At the moment, Harvick needs a top-three finish — along with leading a lap — to assure himself of a transfer spot to Homestead. He is one point behind Kyle Busch (who will start 10th) and three ahead of Martin Truex Jr. (fifth) to reach the Final Four cutoff grid, along with Gordon. Harvick is also 10 points ahead of the guy feeling the fifth-place squeeze, Carl Edwards, who qualified fourth.
At the moment.
The encouraging news is that Phoenix is Kevin's World, and the rest of the drivers are just passing through. Consider that he has won four consecutive races and five of the past six here. He's also led 76 percent of the laps over the last three races.
"He will find different speed on the track all throughout a tire run," said Kurt Busch, his Stewart-Haas Racing teammate who snagged the second starting spot and also has a shot at advancing to the Final Four. "It might be corner entry at the beginning of the run. It might be corner exit at the later part of the run. He is able to find the last little bit out of this track that nobody else has been able to find over the years."
Harvick and this place have a history.
Good history in this cramped one-mile low-banked tri-oval.
Originally from Bakersfield, Calif., Harvick grew up racing in Phoenix in the mid-'90s. Even before then, he remembers coming to the track to watch races "with my grandpa in the motorhome sitting around watching the cars go around."

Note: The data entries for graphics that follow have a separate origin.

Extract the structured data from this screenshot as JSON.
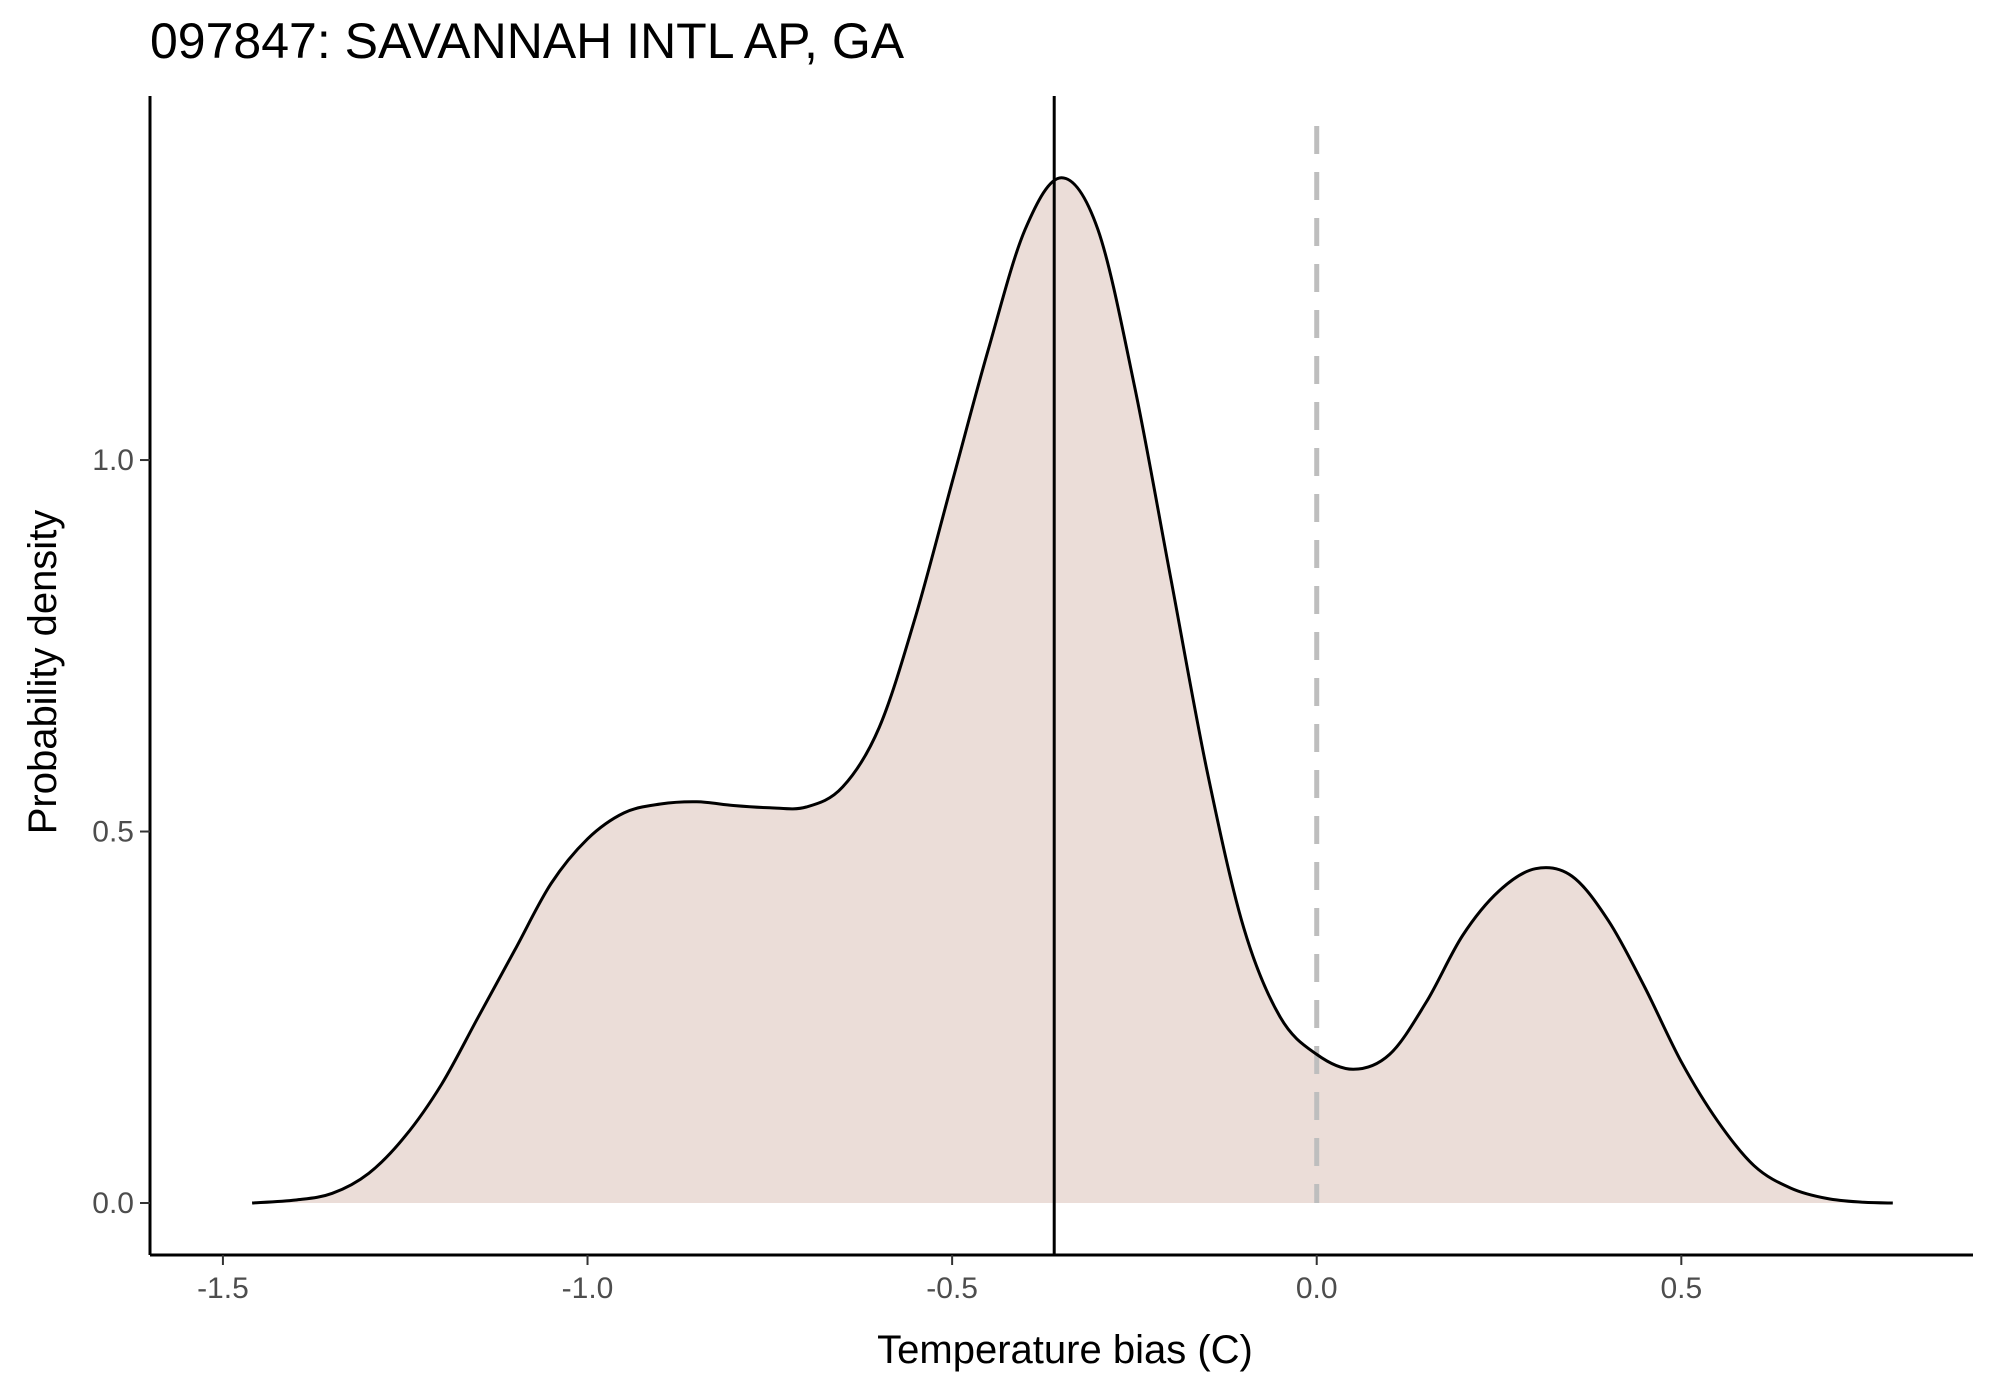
{
  "chart_data": {
    "type": "area",
    "title": "097847: SAVANNAH INTL AP, GA",
    "xlabel": "Temperature bias (C)",
    "ylabel": "Probability density",
    "xlim": [
      -1.6,
      0.9
    ],
    "ylim": [
      -0.07,
      1.49
    ],
    "x_ticks": [
      -1.5,
      -1.0,
      -0.5,
      0.0,
      0.5
    ],
    "x_tick_labels": [
      "-1.5",
      "-1.0",
      "-0.5",
      "0.0",
      "0.5"
    ],
    "y_ticks": [
      0.0,
      0.5,
      1.0
    ],
    "y_tick_labels": [
      "0.0",
      "0.5",
      "1.0"
    ],
    "grid": false,
    "fill_color": "#ebddd8",
    "line_color": "#000000",
    "density": {
      "x": [
        -1.46,
        -1.4,
        -1.35,
        -1.3,
        -1.25,
        -1.2,
        -1.15,
        -1.1,
        -1.05,
        -1.0,
        -0.95,
        -0.9,
        -0.85,
        -0.8,
        -0.75,
        -0.7,
        -0.65,
        -0.6,
        -0.55,
        -0.5,
        -0.45,
        -0.4,
        -0.35,
        -0.3,
        -0.25,
        -0.2,
        -0.15,
        -0.1,
        -0.05,
        0.0,
        0.05,
        0.1,
        0.15,
        0.2,
        0.25,
        0.3,
        0.35,
        0.4,
        0.45,
        0.5,
        0.55,
        0.6,
        0.65,
        0.7,
        0.75,
        0.79
      ],
      "y": [
        0.0,
        0.004,
        0.013,
        0.04,
        0.09,
        0.16,
        0.25,
        0.34,
        0.43,
        0.49,
        0.525,
        0.537,
        0.54,
        0.535,
        0.532,
        0.533,
        0.56,
        0.64,
        0.79,
        0.97,
        1.15,
        1.31,
        1.38,
        1.31,
        1.1,
        0.84,
        0.58,
        0.37,
        0.25,
        0.2,
        0.18,
        0.2,
        0.27,
        0.36,
        0.42,
        0.45,
        0.44,
        0.38,
        0.29,
        0.19,
        0.11,
        0.05,
        0.02,
        0.006,
        0.001,
        0.0
      ]
    },
    "vlines": [
      {
        "x": -0.36,
        "style": "solid",
        "color": "#000000"
      },
      {
        "x": 0.0,
        "style": "dashed",
        "color": "#bebebe"
      }
    ]
  }
}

Now there are folks in the stands watching Harvick go round-and-round, usually up front.
"It's just a fun place, and I feel like for me whatever reason throughout the years the flat-track stuff has always kind of fit my driving style, whether it be here or Loudon or any of those flatter types of places," Harvick said. "It's just been good for us throughout the years."
If Harvick wins Sunday, he would extend his track record to eight overall Cup victories. He would also join a pair of NASCAR's elite retired stars — Richard Petty and Darrell Waltrip — as the only drivers with five consecutive victories at one track.
Win here, and the bigger picture comes into play. Defending a championship would become his first and foremost goal.
"You look at this particular Chase; it's much different than last year's Chase. But in the end it doesn't matter how it looks on paper, it's still a better position than we were at this point last year," said Harvick, who had to win a year ago to advance. "It's funny that you just have to, in a sense, play the game. Every week it's a new game."